When I have painted a fine picture, I haven't expressed a thought. Or so they say. What fools people are!
So wrote Eugene Delacroix, one of the 19th Century's most earnest painters. In an exhibition of Delacroix and his contemporaries at the master's old Paris studio last week, students were searching for the thoughts in some of his best works. On the surface, many of the paintings looked like mere blood & thunder illustration. Delacroix had applied his fierce imagination and brilliant, Rubensesque draftsmanship to an endless series of somber myths, tiger hunts and desert duels. His chief thought seemed to be: "It's a cruel world, and one in which men play a bravely ineffectual role."
A Rose Horse. But moderns were more interested in what Delacroix had thought about color, for his free & easy use of it sometimes foreshadowed the Fauves ("Wild Beasts") and modern art. In last week's Saturday Review of Literature, Critic James Thrall Soby described the storm that one of his canvases, La Justice de Trajan, raised in the Salon of 1840: "The picture barely survived the Salon's jury, an astonishing fact when we consider that Delacroix had been painting professionally for more than 20 years and was famous throughout Europe . . . Once accepted and hung, the picture created a furor . . . Delacroix had painted Trajan's horse a pinkish-rose color, which the classicists and academicians immediately decried as without precedent in nature."

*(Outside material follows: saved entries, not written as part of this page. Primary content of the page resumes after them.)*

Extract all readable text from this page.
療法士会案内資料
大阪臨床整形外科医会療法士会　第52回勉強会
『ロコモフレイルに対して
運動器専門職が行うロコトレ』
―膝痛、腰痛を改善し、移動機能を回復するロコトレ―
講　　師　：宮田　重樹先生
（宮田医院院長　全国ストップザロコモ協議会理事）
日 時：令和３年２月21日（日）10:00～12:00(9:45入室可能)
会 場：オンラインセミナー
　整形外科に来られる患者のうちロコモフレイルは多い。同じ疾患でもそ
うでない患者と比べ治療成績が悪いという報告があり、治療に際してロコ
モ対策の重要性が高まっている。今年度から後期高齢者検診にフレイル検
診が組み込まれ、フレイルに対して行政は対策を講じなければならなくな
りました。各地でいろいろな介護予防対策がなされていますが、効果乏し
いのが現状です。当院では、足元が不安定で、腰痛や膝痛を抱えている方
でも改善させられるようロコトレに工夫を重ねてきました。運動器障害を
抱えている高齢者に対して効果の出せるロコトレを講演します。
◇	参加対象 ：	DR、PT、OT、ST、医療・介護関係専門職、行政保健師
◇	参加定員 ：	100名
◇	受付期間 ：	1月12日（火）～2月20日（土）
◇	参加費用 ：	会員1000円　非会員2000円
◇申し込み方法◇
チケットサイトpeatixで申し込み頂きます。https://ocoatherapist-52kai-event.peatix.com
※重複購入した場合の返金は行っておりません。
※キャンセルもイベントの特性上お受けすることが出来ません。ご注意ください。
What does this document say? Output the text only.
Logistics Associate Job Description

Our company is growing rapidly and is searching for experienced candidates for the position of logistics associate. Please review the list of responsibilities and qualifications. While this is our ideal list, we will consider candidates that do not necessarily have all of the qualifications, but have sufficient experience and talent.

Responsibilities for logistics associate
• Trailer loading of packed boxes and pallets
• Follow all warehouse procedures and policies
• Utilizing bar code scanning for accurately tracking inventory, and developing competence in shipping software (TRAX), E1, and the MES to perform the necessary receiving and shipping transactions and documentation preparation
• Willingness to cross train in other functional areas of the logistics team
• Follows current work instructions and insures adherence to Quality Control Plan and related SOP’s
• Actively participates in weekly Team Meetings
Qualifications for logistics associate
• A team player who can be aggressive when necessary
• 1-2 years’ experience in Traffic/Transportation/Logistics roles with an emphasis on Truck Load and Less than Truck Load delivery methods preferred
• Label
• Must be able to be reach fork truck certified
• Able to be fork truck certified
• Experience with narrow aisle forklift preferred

Poet Charles Baudelaire had eventually come to Delacroix' defense with the simple assertion that, whether or not such a horse ever existed, the painter was perfectly justified in inventing it. Even with such a shield-bearer, Delacroix lost the battle. When he died in 1863, almost everyone still agreed that his rose horse was awful.
A Brand New Horror. To Delacroix, color was a means of expressing thought and feeling; he saw no point in mixing his pigments in slavish imitation of natural hues. And in time his heresy became modernist orthodoxy. Though his contemporaries sometimes considered him just a prodigiously talented nut, posterity had, in fact, carried his philosophy of art to a subjective extreme that would have left Delacroix himself speechless with horror.

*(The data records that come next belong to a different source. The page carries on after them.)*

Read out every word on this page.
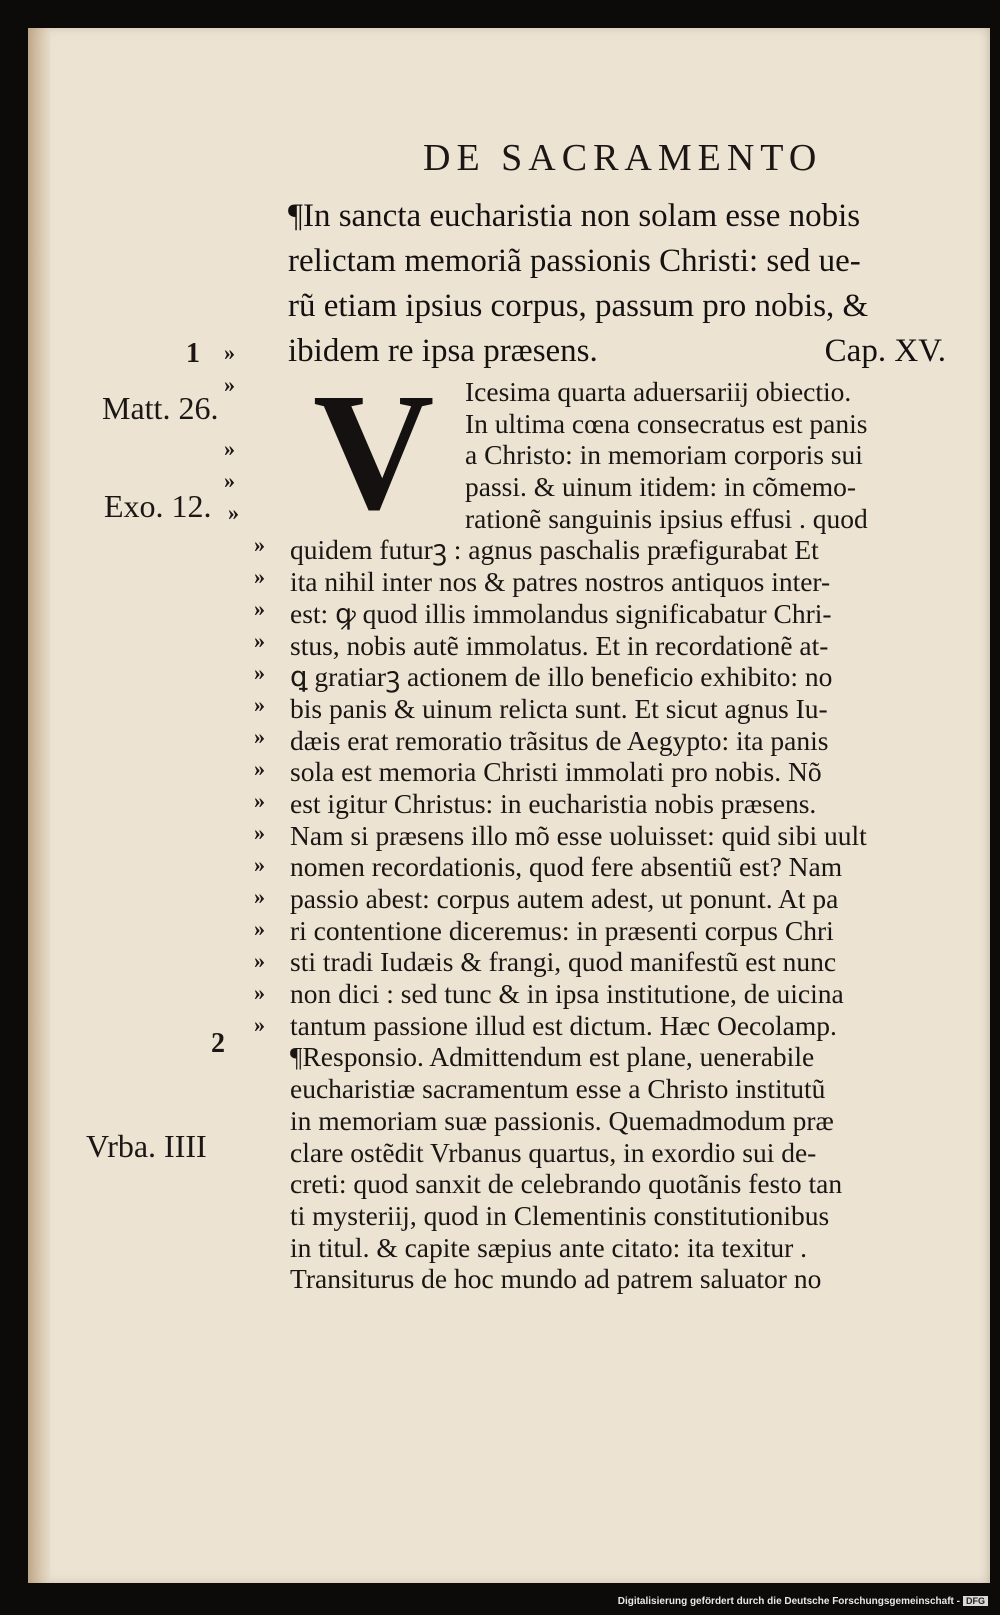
DE SACRAMENTO
¶In sancta eucharistia non solam esse nobis
relictam memoriã passionis Christi: sed ue-
rũ etiam ipsius corpus, passum pro nobis, &
ibidem re ipsa præsens.	Cap. XV.
V	Icesima quarta aduersariĳ obiectio.
In ultima cœna consecratus est panis
a Christo: in memoriam corporis sui
passi. & uinum itidem: in cõmemo-
rationẽ sanguinis ipsius effusi . quod
quidem futurꝫ : agnus paschalis præfigurabat Et
ita nihil inter nos & patres nostros antiquos inter-
est: ꝙ quod illis immolandus significabatur Chri-
stus, nobis autẽ immolatus. Et in recordationẽ at-
ꝗ gratiarꝫ actionem de illo beneficio exhibito: no
bis panis & uinum relicta sunt. Et sicut agnus Iu-
dæis erat remoratio trãsitus de Aegypto: ita panis
sola est memoria Christi immolati pro nobis. Nõ
est igitur Christus: in eucharistia nobis præsens.
Nam si præsens illo mõ esse uoluisset: quid sibi uult
nomen recordationis, quod fere absentiũ est? Nam
passio abest: corpus autem adest, ut ponunt. At pa
ri contentione diceremus: in præsenti corpus Chri
sti tradi Iudæis & frangi, quod manifestũ est nunc
non dici : sed tunc & in ipsa institutione, de uicina
tantum passione illud est dictum. Hæc Oecolamp.
¶Responsio. Admittendum est plane, uenerabile
eucharistiæ sacramentum esse a Christo institutũ
in memoriam suæ passionis. Quemadmodum præ
clare ostẽdit Vrbanus quartus, in exordio sui de-
creti: quod sanxit de celebrando quotãnis festo tan
ti mysteriĳ, quod in Clementinis constitutionibus
in titul. & capite sæpius ante citato: ita texitur .
Transiturus de hoc mundo ad patrem saluator no
1
Matt. 26.
Exo. 12.
2
Vrba. IIII
»
»
»
»
»
»
»
»
»
»
»
»
»
»
»
»
»
»
»
»
»
Digitalisierung gefördert durch die Deutsche Forschungsgemeinschaft - DFG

Last week the Societe des Amis d'Eugene Delacroix, which now rents the master's quiet Left Bank studio for exhibition purposes, was sputtering through its collective white spade beard about a brand-new horror. At year's end Delacroix' place would be up for sale, and rumor had it that a nightclub was dickering for the property. The Societe felt that Delacroix, who had been a close friend of Chopin, would conceivably have found le jazz hot even weirder than the art of his modernist descendents.